Outstanding post and perhaps the most important question of all, Noah. We do not know the answer yet. The good news is that not all wines have the “stench of Parker”, although many, probably most of the Napa and Sonoma wines from, say, 1990 until recently do, as do most of the most popular Aussie wines. Bordeaux is a mixed bag, Burgundy less so given his lack of influence there, and there are many legendary traditionally made Nebbiolo-based wines that are 100% stench-free, so all is not lost. Unfortunately, there are a lot of people chasing older stench-free wines these days…

Awesome post!

This seems fair to me. What people tend to forget (because who brings a terrible wine from a dire vintage to a wine dinner?) is how many truly bad wines there were, and how common it was to have entire vintages that were virtually undrinkable, passed off as “classic” “restaurant wines.” 2013 appears to be a decidedly “meh” year, but it seems a good bet that it will suck less than sacred tradition would have had it in 68-69 or 72-73 (maybe even 91).

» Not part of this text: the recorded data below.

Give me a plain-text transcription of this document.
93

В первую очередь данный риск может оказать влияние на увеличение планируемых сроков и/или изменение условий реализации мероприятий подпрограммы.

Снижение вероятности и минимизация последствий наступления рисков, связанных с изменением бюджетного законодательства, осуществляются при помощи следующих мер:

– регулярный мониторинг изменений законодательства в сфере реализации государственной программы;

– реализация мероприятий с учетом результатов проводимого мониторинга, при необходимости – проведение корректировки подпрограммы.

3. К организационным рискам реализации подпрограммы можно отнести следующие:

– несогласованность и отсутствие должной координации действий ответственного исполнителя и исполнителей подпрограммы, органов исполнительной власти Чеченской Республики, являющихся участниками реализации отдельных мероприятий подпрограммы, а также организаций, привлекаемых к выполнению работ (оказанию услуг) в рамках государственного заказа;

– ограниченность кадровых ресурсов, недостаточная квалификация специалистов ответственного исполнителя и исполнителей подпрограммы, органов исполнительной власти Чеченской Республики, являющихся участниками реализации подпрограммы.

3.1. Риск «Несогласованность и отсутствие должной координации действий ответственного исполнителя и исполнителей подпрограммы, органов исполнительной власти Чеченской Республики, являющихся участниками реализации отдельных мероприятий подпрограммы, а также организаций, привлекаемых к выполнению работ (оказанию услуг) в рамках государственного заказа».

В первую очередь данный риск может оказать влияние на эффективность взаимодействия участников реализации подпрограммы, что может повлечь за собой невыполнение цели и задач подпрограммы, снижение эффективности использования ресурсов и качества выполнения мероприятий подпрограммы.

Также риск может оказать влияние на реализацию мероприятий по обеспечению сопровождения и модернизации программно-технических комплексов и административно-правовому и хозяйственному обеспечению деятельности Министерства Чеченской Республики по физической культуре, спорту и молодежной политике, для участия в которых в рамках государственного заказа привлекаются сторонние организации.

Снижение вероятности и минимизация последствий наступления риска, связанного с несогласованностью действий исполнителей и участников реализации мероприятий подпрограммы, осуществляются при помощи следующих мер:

The ginormous style tends not to be what I want from Bordeaux, and I don’t own much from the Right Bank. I don’t disagree that pandering to Parker’s perceived preferences went too far. I also thought that Parker’s reviews - which I used to find useful, even though I don’t share his tastes, because he was fairly consistent and I could usually tell wines he liked from wines I might like from his descriptions - became much less consistent and useful in recent years. Both seem like perfectly legitimate points to me. It’s the whole Parker as Antichrist, personal hatred, hope he fails and serves him right for having health problems undertone that, at least in my view, isn’t a good look.

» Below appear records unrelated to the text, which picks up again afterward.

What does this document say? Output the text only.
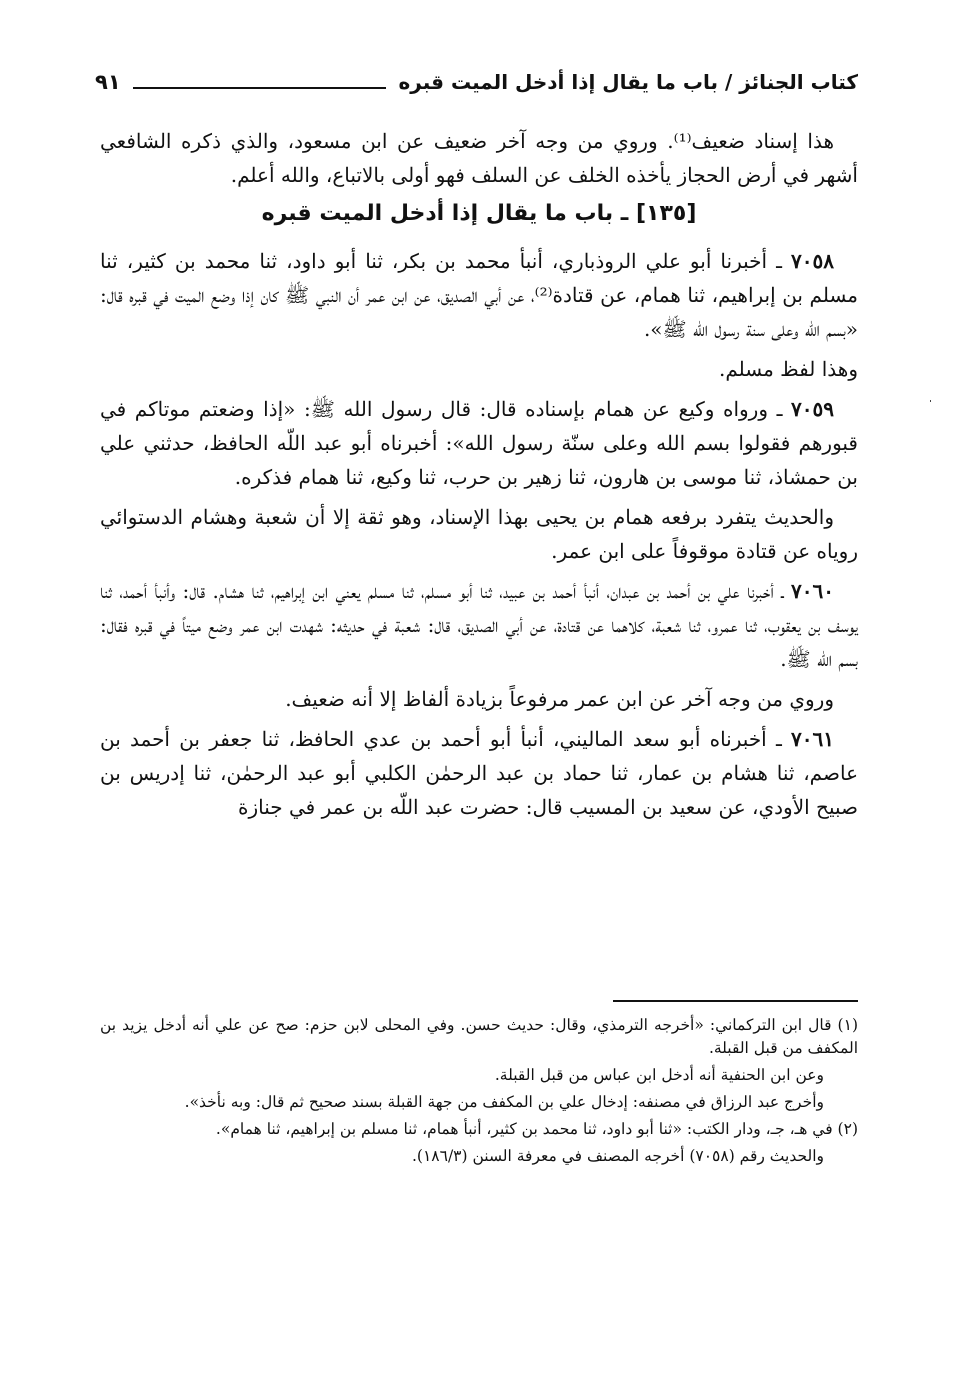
كتاب الجنائز / باب ما يقال إذا أدخل الميت قبره
٩١

هذا إسناد ضعيف⁽¹⁾. وروي من وجه آخر ضعيف عن ابن مسعود، والذي ذكره الشافعي أشهر في أرض الحجاز يأخذه الخلف عن السلف فهو أولى بالاتباع، والله أعلم.

[١٣٥] ـ باب ما يقال إذا أدخل الميت قبره

٧٠٥٨ ـ أخبرنا أبو علي الروذباري، أنبأ محمد بن بكر، ثنا أبو داود، ثنا محمد بن كثير، ثنا مسلم بن إبراهيم، ثنا همام، عن قتادة⁽²⁾، عن أبي الصديق، عن ابن عمر أن النبي ﷺ كان إذا وضع الميت في قبره قال: «بسم الله وعلى سنة رسول الله ﷺ».

وهذا لفظ مسلم.

٧٠٥٩ ـ ورواه وكيع عن همام بإسناده قال: قال رسول الله ﷺ: «إذا وضعتم موتاكم في قبورهم فقولوا بسم الله وعلى سنّة رسول الله»: أخبرناه أبو عبد اللّه الحافظ، حدثني علي بن حمشاذ، ثنا موسى بن هارون، ثنا زهير بن حرب، ثنا وكيع، ثنا همام فذكره.

والحديث يتفرد برفعه همام بن يحيى بهذا الإسناد، وهو ثقة إلا أن شعبة وهشام الدستوائي روياه عن قتادة موقوفاً على ابن عمر.

٧٠٦٠ ـ أخبرنا علي بن أحمد بن عبدان، أنبأ أحمد بن عبيد، ثنا أبو مسلم، ثنا مسلم يعني ابن إبراهيم، ثنا هشام. قال: وأنبأ أحمد، ثنا يوسف بن يعقوب، ثنا عمرو، ثنا شعبة، كلاهما عن قتادة، عن أبي الصديق، قال: شعبة في حديثه: شهدت ابن عمر وضع ميتاً في قبره فقال: بسم الله ﷺ.

وروي من وجه آخر عن ابن عمر مرفوعاً بزيادة ألفاظ إلا أنه ضعيف.

٧٠٦١ ـ أخبرناه أبو سعد الماليني، أنبأ أبو أحمد بن عدي الحافظ، ثنا جعفر بن أحمد بن عاصم، ثنا هشام بن عمار، ثنا حماد بن عبد الرحمٰن الكلبي أبو عبد الرحمٰن، ثنا إدريس بن صبيح الأودي، عن سعيد بن المسيب قال: حضرت عبد اللّه بن عمر في جنازة

(١) قال ابن التركماني: «أخرجه الترمذي، وقال: حديث حسن. وفي المحلى لابن حزم: صح عن علي أنه أدخل يزيد بن المكفف من قبل القبلة.

وعن ابن الحنفية أنه أدخل ابن عباس من قبل القبلة.

وأخرج عبد الرزاق في مصنفه: إدخال علي بن المكفف من جهة القبلة بسند صحيح ثم قال: وبه نأخذ».

(٢) في هـ، جـ، ودار الكتب: «ثنا أبو داود، ثنا محمد بن كثير، أنبأ همام، ثنا مسلم بن إبراهيم، ثنا همام».

والحديث رقم (٧٠٥٨) أخرجه المصنف في معرفة السنن (١٨٦/٣).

Where did I say Rolland is King, Bill? All I said was as a whole the region has better winemaking and viticulture. You can love or hate certain wines, there are plenty that went too big, too ripe, too hot for my tastes, but plenty that also make damn good wines even in bad vintages from Pauillac, Graves, Fronsac, Entre Deux Mers, and some satellites that never made wines worth a shit in the 60s, 70s, or 80s. The flip side is all the wines that speak of winemaker and cooperage, not vineyard and region.

Nicely put, Paul.

The voice of reason.

Which never works out well in Parker threads on WB.

For at least the last decade, Parker has been useful to me only for triangulation purposes. Where he loved a wine that was also loved by others with less of a sweet tooth, I found that encouraging. If he was the outlier, I found his opinions less useful.

I wish him nothing but the best. I hope his health improves and that he and his family enjoy his retirement.